Le grand bonheur de la Ligue 2
Retour au foot et à Concarneau, où Jacques Piriou a pu constater que son métier était différent en Ligue 2. Lors d’un entretien croisé avec son homologue guingampais Fred Le Grand publié dans Ouest-France il y a quelques jours, il confiait ne pas être « un bon président cette année ». Ce n’est pas de l’autoflagellation, mais plutôt une manière de dire que certains aspects du job lui manquent. « Dans mon habitude de fonctionner, j’étais beaucoup plus proche du terrain et des gens au quotidien, note-t-il. La politique sportive, au sens très large, me prend énormément de temps. C’est une machine à laver. » Le monde professionnel est-il seulement impitoyable ? Surtout, peut-on trouver des moments de bonheur dans le feu d’une saison ? Jacques Piriou, dont c’est la 57e licence à l’USC, n’a pas perdu la flamme pour le foot, ni son émerveillement. « Quand on va à Bordeaux, on se dit qu’est-ce qu’on fout là, quoi, admet-il. Quand on reçoit Saint-Étienne, dont j’étais fan quand j’étais gamin, on se demande aussi ce qu’on fait là. Quelque part, le soir quand on rentre, peu importe le résultat, on se dit qu’on peut être fiers de ce qui a été fait et de pouvoir jouer contre des équipes mythiques, dans des stades magnifiques. Ça restera des images gravées, en espérant pouvoir les renouveler. »
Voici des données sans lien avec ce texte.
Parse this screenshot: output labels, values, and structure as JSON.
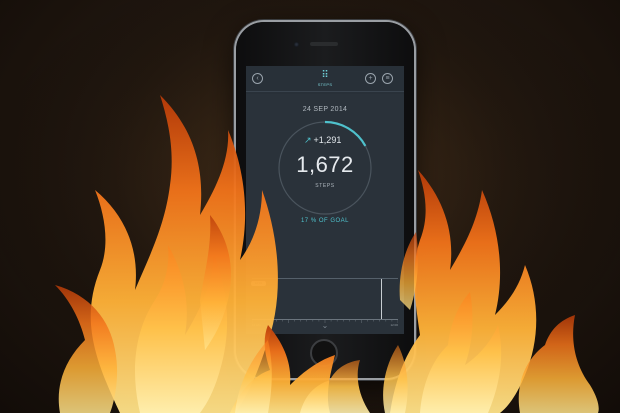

Il veut que Concarneau reste un club familial, presque à part. « Je suis né avec des chaussettes bleues de footballeur, je n’ai jamais changé de maillot », dit-il. Avec ses petits moyens et sans Fahd El-Khoumisti, gravement blessé dès le mois d’août, le maintien dans un championnat où il y aura quatre descentes en mai serait un « exploit » pour les Concarnois. Le président y croit, tout le monde y croit, et la première partie de saison est un motif d’espoir supplémentaire. « Quoi qu’il arrive, on en sortira grandi, assure Jacques Piriou. On aura appris des choses, on aura rencontré des gens intéressants, on aura vu des équipements super. Les emmerdes, ça fait partie du truc. On est très heureux d’être en Ligue 2. » Il reste l’autre moitié du chemin à parcourir pour réussir à y rester et continuer de rêver, si possible avec un chez soi, cette fois.